I just re-read your post. The part about your sofa about a foot from your rear wall set off alarm bells. With loudspeakers as coherent as ML ESL's, specular reflections from the wall behind you can really do a number on imaging. I know this well from experience. What I would try is heavy absorption on the wall behind you, and stochastic diffusion, e.g. quadratic residue diffusors, behind the speakers. I know "live end-dead end" isn't trendy in home installations any more, but in your situation it could work. Too much absorption could deaden the sound. You may find the compromises you are making between bass performance and imaging could be tiled more in favor of bass.

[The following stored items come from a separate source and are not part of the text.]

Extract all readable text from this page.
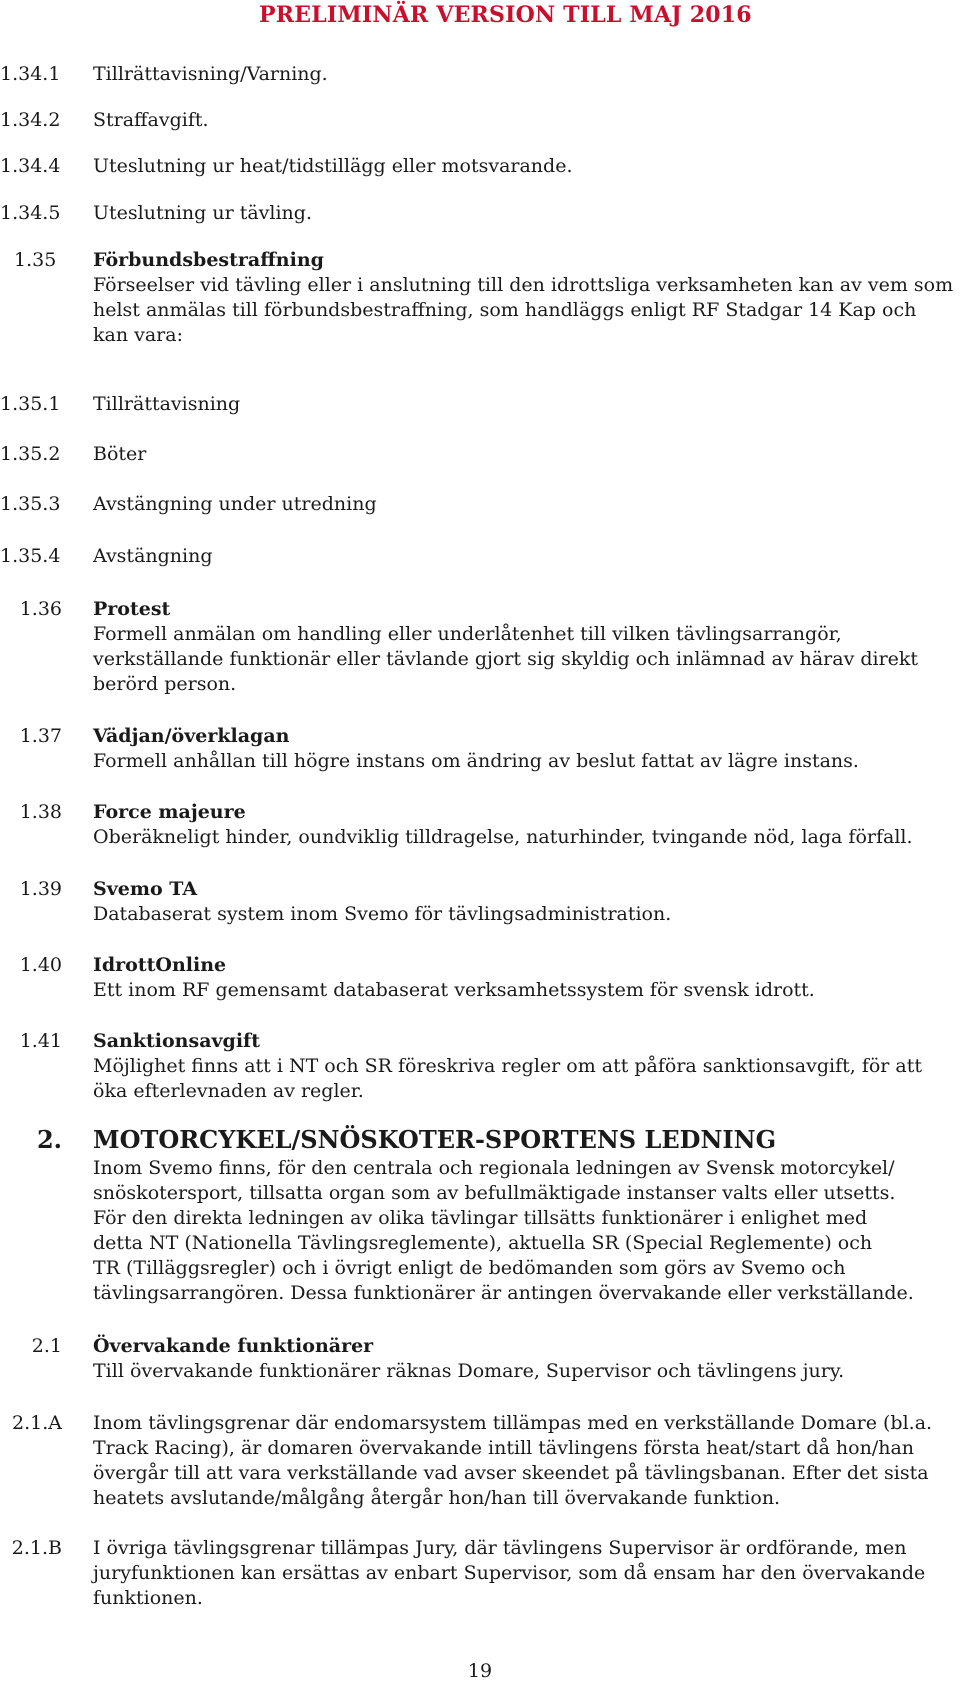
PRELIMINÄR VERSION TILL MAJ 2016
1.34.1	Tillrättavisning/Varning.
1.34.2	Straffavgift.
1.34.4	Uteslutning ur heat/tidstillägg eller motsvarande.
1.34.5	Uteslutning ur tävling.
1.35	Förbundsbestraffning
Förseelser vid tävling eller i anslutning till den idrottsliga verksamheten kan av vem som
helst anmälas till förbundsbestraffning, som handläggs enligt RF Stadgar 14 Kap och
kan vara:
1.35.1	Tillrättavisning
1.35.2	Böter
1.35.3	Avstängning under utredning
1.35.4	Avstängning
1.36 Protest
Formell anmälan om handling eller underlåtenhet till vilken tävlingsarrangör,
verkställande funktionär eller tävlande gjort sig skyldig och inlämnad av härav direkt
berörd person.
1.37 Vädjan/överklagan
Formell anhållan till högre instans om ändring av beslut fattat av lägre instans.
1.38 Force majeure
Oberäkneligt hinder, oundviklig tilldragelse, naturhinder, tvingande nöd, laga förfall.
1.39 Svemo TA
Databaserat system inom Svemo för tävlingsadministration.
1.40 IdrottOnline
Ett inom RF gemensamt databaserat verksamhetssystem för svensk idrott.
1.41 Sanktionsavgift
Möjlighet finns att i NT och SR föreskriva regler om att påföra sanktionsavgift, för att
öka efterlevnaden av regler.
2. MOTORCYKEL/SNÖSKOTER-SPORTENS LEDNING
Inom Svemo finns, för den centrala och regionala ledningen av Svensk motorcykel/
snöskotersport, tillsatta organ som av befullmäktigade instanser valts eller utsetts.
För den direkta ledningen av olika tävlingar tillsätts funktionärer i enlighet med
detta NT (Nationella Tävlingsreglemente), aktuella SR (Special Reglemente) och
TR (Tilläggsregler) och i övrigt enligt de bedömanden som görs av Svemo och
tävlingsarrangören. Dessa funktionärer är antingen övervakande eller verkställande.
2.1 Övervakande funktionärer
Till övervakande funktionärer räknas Domare, Supervisor och tävlingens jury.
2.1.A Inom tävlingsgrenar där endomarsystem tillämpas med en verkställande Domare (bl.a.
Track Racing), är domaren övervakande intill tävlingens första heat/start då hon/han
övergår till att vara verkställande vad avser skeendet på tävlingsbanan. Efter det sista
heatets avslutande/målgång återgår hon/han till övervakande funktion.
2.1.B I övriga tävlingsgrenar tillämpas Jury, där tävlingens Supervisor är ordförande, men
juryfunktionen kan ersättas av enbart Supervisor, som då ensam har den övervakande
funktionen.
19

That 9X10X11 sounds nasty though. Not exactly cubic, but maybe for all practical purposes. My living room listening area is fairly small, but irregularly shaped, including a large bay window construction, and large openings into adjoining rooms. I've lived in a number of spaces like that and the optimum setup has always been with the speakers in the polygonal bay window area and the listening position near the opening to the dining room. Totally avoids the near reflections from behind problem. Also allows listening throughout the flat.

I'm a little surprised that rolled up yoga mat had any effect at all in mid-bass, actually. Typically eigenmodes in that range are tamed by resonant absorbers e.g. "Tube Traps".
Lots of ways to achieve successful results. Just takes time and money! I consider the time aspect the fun part! . . . along with the learning.
The only problem I have with the time part is after a while I get burned out and lazy, and just want to sit and listen to the music. But I do have a fair amount of critical listening time invested in my setup.